Chorioangiomas are detected in approximately 1% of placentas carefully sectioned after delivery. However, chorioangiomas large enough to be detected sonographically only occur once in every 3,500 to 20,000 deliveries. Most chorioangiomas are encapsulated and intraplacental. As the tumor increases in size, it begins to protrude into the amniotic cavity. Chorioangiomas are most commonly detected around the cord insertion into the placenta. The elevation in second trimester maternal serum alphafetoprotein with placental chorioangiomas is believed to be due to an increased disruption of the maternal-fetal barrier surrounding the chorioangioma.

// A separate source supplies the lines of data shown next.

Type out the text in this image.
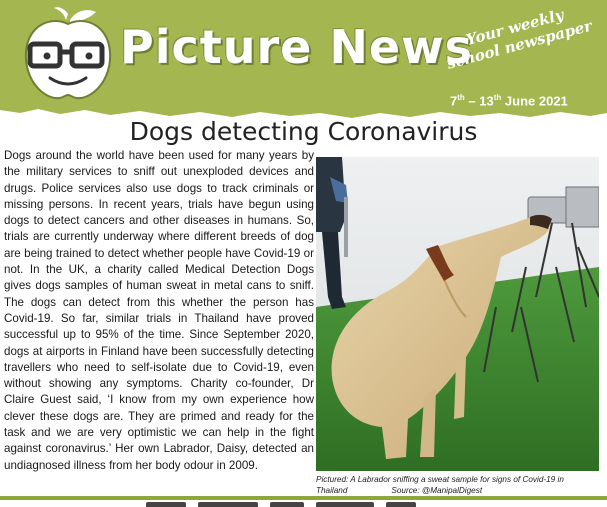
Picture News
Your weekly school newspaper
7th – 13th June 2021
Dogs detecting Coronavirus
Dogs around the world have been used for many years by the military services to sniff out unexploded devices and drugs. Police services also use dogs to track criminals or missing persons. In recent years, trials have begun using dogs to detect cancers and other diseases in humans. So, trials are currently underway where different breeds of dog are being trained to detect whether people have Covid-19 or not. In the UK, a charity called Medical Detection Dogs gives dogs samples of human sweat in metal cans to sniff. The dogs can detect from this whether the person has Covid-19. So far, similar trials in Thailand have proved successful up to 95% of the time. Since September 2020, dogs at airports in Finland have been successfully detecting travellers who need to self-isolate due to Covid-19, even without showing any symptoms. Charity co-founder, Dr Claire Guest said, ‘I know from my own experience how clever these dogs are. They are primed and ready for the task and we are very optimistic we can help in the fight against coronavirus.’ Her own Labrador, Daisy, detected an undiagnosed illness from her body odour in 2009.
Pictured: A Labrador sniffing a sweat sample for signs of Covid-19 in Thailand	Source: @ManipalDigest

Smaller chorioangiomas are usually incidental findings. However, chorioangiomas of greater than 5 cm in diameter have been associated with a number of maternal and fetal complications. Non-immune hydrops results from the shunting of blood to the tumor and secondary fetal high-output failure. Fetal anemia, thrombocytopenia, cardiomegaly, congestive heart failure, and polyhydramnios may occur. Preterm labor and intrauterine growth restriction are also common findings associated with chorioangiomas. The degree of vascular shunting to a chorioangioma detected by color doppler correlates with the likelihood of the aforementioned fetal complications. The management of large chorioangiomas has been primarily symptomatic. Serial transfusions have been used to treat fetal anemia and thereby delay the time of delivery until the fetus was viable. In a case report Quintero and colleagues reported interrupting the vascular supply of a chorioangioma via fetoscopic bipolar cautery. Although the procedure was technically successful, the fetus died on the third post-operative day. Additional experience with large chorioangiomas will be required before a definitive treatment plan can be established.

Differential Diagnosis

The sonographic appearance of some placental hemorrhages is indistinguishable from a chorioangioma. The presence of arterial or venous flow within a placental mass would support a diagnosis of a chorioangioma. Since a chorioangioma may spontaneously infarct, the absence of flow is not as helpful in delineating between these two possible diagnoses. A placental teratoma or a metastatic tumor should also be considered n the differential diagnosis. Up to 40% of teratomas, as well as metastatic tumors to the placenta, may contain calcifications which are not present in chorioangiomas. Malignant melanoma, breast carcinoma and leukemia are the three malignancies that most frequently metastasize to the placenta.

Sonographic Features

The presence of arterial or high grade venous flow is diagnostic for a chorioangioma. However, highly cellular or degenerative tumors may have little vascularity.

Large chorioangiomas may undergo degenerative changes, such as necrosis or calcification.

The echo pattern of chorioangiomas varies from being isoechoic with the placenta to having a mixed echodense/echospared appearance based on the degree and type of degenerative changes that have occurred.

Chorioangiomas are frequently confused with placental abruptions.

A placental teratoma is a rare germ cell tumor that may, on superficial sonographic inspection, resemble a chorioangioma.

Most fetal teratomas consist of cystic and solid components; up to 40% contain calcifications.

Since chorioangiomas do not contain areas of calcification, these two tumors can be differentiated sonographically.